ChatGPT Banned By Goldman Sachs And Citi

By LiquidOcelot | liquidocelot | 27 Feb 2023

Photo by Olga Subach on Unsplash


ChatGPT, the popular chatbot that has been gaining attention in the world of artificial intelligence, has been banned by two of the world’s largest banks, Goldman Sachs And Citi. The decision was made in order to protect the banks from potential risks and to ensure the safety of their employees. This news has sent shockwaves throughout the AI industry and many are now questioning the future of ChatGPT.

In this blog post, we will explore the reasons behind Goldman Sachs and Citi’s decision to restrict the use of ChatGPT and what it could mean for the future of the chatbot.

What did Goldman Sachs and Citi do?

Photo by Rubaitul Azad on Unsplash

Recently, Citigroup and Goldman Sachs took steps to prevent its staff from utilising the well-liked ChatGPT chatbot. Bloomberg and Financial News claim that Citigroup has blocked access to the chatbot as a result of automated limitations placed on third-party software. The use of this chatbot was also prohibited for Goldman Sachs traders. Citi and Goldman Sachs representatives declined to comment on this news. The usage of ChatGPT by traders was previously prohibited by JPMorgan due to worries about regulatory action brought on in part by the exchange of sensitive financial information with the chatbot.

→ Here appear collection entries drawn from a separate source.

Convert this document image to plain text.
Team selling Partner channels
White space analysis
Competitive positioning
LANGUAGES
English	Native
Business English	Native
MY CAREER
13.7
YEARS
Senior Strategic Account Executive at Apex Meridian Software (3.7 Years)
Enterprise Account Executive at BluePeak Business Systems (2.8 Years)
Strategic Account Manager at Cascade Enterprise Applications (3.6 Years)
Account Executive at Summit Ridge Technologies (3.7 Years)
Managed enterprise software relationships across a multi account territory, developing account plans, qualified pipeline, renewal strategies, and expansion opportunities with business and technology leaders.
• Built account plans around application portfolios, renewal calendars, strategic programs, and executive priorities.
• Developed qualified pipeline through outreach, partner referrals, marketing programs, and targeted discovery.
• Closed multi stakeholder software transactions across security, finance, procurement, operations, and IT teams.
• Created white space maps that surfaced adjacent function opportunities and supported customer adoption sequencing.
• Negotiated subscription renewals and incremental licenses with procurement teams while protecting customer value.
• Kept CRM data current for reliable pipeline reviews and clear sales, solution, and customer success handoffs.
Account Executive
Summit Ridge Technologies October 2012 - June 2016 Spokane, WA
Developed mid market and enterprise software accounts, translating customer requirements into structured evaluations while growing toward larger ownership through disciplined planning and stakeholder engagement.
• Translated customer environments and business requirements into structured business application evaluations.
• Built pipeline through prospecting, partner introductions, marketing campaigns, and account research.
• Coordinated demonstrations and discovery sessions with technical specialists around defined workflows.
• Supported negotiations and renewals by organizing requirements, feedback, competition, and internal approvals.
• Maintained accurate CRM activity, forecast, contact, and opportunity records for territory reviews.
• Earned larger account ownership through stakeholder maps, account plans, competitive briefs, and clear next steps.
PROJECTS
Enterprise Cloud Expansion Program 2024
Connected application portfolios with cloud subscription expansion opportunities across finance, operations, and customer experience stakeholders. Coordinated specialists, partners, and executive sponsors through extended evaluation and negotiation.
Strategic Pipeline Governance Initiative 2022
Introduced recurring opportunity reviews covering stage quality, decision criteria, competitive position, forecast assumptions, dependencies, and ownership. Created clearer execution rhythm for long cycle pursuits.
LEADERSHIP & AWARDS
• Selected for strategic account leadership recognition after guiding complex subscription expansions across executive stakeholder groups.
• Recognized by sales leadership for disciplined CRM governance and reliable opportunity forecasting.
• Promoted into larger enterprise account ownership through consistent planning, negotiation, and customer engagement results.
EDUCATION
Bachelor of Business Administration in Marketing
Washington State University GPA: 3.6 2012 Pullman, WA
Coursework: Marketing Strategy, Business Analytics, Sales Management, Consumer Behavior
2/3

Because it can do a variety of jobs including creating stock articles and sending layoff emails, ChatGPT is a phenomenon on the internet. But, due to regulatory issues raised by its popularity and AI capabilities, Goldman Sachs and Citi have decided to forbid their workers from using it.

Why did they do it?

Photo by Dan Nelson on Unsplash

Although neither organisation would elaborate on their reasoning, it might have anything to do with compliance issues or concerns regarding data privacy. Whatever the reason, it seems that none of the major Wall Street corporations will employ ChatGPT going forward, at least for the time being.

While some may find this disappointing, given the current state of data privacy and compliance rules, it appears to be the safest choice for these businesses. Also, since that two significant players are no longer in the game, investors may need to hunt for alternate sources for content and services linked to AI.